23. However, the document itself gives considerable cause for doubt as to its truthfulness. The essential feature of it is that it is intended to support the Appellant’s contention that he was taken into custody by a security unit of the police and that while he was there he was tortured and that he had been subsequently able to escape and that his photographs have been displayed on wanted lists. It also says that the basis of his being taken into custody was an alleged conspiracy to kill the President of Sri Lanka. However, as the Adjudicator pointed out, there had been no reference to the Appellant being involved in any such assassination plot when the Appellant was originally asked about his asylum claim. It was only later that he remembered that he had been involved in a plot to assassinate the Prime Minister. The Adjudicator, understandably, did not regard as credible the idea that the Appellant, if taken into custody on suspicion of having been involved in that plot, would not have had that at the forefront of his mind when asked about his involvement with the LTTE and his fear of the authorities. It fitted implausibly with the Appellant’s later residence in government-controlled areas. The document suffers from the inherent incredibility of the story it purports to support.

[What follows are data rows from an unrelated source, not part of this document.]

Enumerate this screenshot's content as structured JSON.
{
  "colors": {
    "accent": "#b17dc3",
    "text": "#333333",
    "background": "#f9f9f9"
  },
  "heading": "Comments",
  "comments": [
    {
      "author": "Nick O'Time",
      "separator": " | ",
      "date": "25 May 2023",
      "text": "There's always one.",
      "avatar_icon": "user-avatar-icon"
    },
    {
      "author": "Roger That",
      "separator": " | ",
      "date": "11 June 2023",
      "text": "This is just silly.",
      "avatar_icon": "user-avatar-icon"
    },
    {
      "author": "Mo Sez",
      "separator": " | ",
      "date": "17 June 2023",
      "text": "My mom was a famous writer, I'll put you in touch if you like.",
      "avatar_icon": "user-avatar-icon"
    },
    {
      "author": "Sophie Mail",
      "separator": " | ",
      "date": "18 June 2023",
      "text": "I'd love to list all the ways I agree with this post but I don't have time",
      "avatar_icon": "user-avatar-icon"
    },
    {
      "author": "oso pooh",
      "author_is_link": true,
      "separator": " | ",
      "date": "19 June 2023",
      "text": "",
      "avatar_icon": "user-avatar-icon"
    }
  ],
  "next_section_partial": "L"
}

24. It is very surprising, if Mr Rajagulendra did visit the Appellant in custody, that he was able to do so where the security policy were detaining him, very shortly after he had been tortured and in circumstances where the effects of that torture were readily visible.

25. Even more surprising is the fact that the Appellant, when asked at interview (Q 35) whether he had been provided with legal representation for his trial in Sri Lanka, replied that he had had no chance to obtain a solicitor. No mention was made of Mr Rajagulendra’s purported visit. (The reference to a lawyer earlier is to an English lawyer in the United Kingdom.) This lawyer and his visit was not even mentioned to the Adjudicator.

26. Mr Rajagulendra’s letter is vehement as to the Appellant’s notoriety and risk – yet the Appellant, on his claim, was sentenced (if tried) to no more than a year’s imprisonment, was loosely guarded, lived in government-controlled areas after his escape, and had his own photograph in his passport when he left. None of this is even touched on. Ms Gandhi said that if this letter was admitted, the error of law which it would enable her to show was that the Adjudicator’s credibility findings were perverse, or, when pressed as to the realism of that, “something along those lines”.

27. We decline to admit this evidence. The Rules were not complied with. No explanation has been offered as to its production or why it was not sought earlier. The explanation that it was not necessary to produce further evidence until the appeal was dismissed is a wholly unsatisfactory explanation; the Tribunal will not regard this sort of tactic as a basis for reopening findings of fact or credibility.

28. The Appellant’s credibility was plainly at issue from the Secretary of State’s letter of refusal. All relevant evidence which could be obtained with reasonable diligence should have been obtained. This could have been obtained. There are no grounds for an exception being made so as to admit it. Far from assisting the Adjudicator’s findings to be undermined, the contents of the document and the manner and timing of its production reinforce her conclusions as to the Appellant’s lack of credibility.

29. This appeal is dismissed. It is reported as an example of the application of E to the 2003 Rules.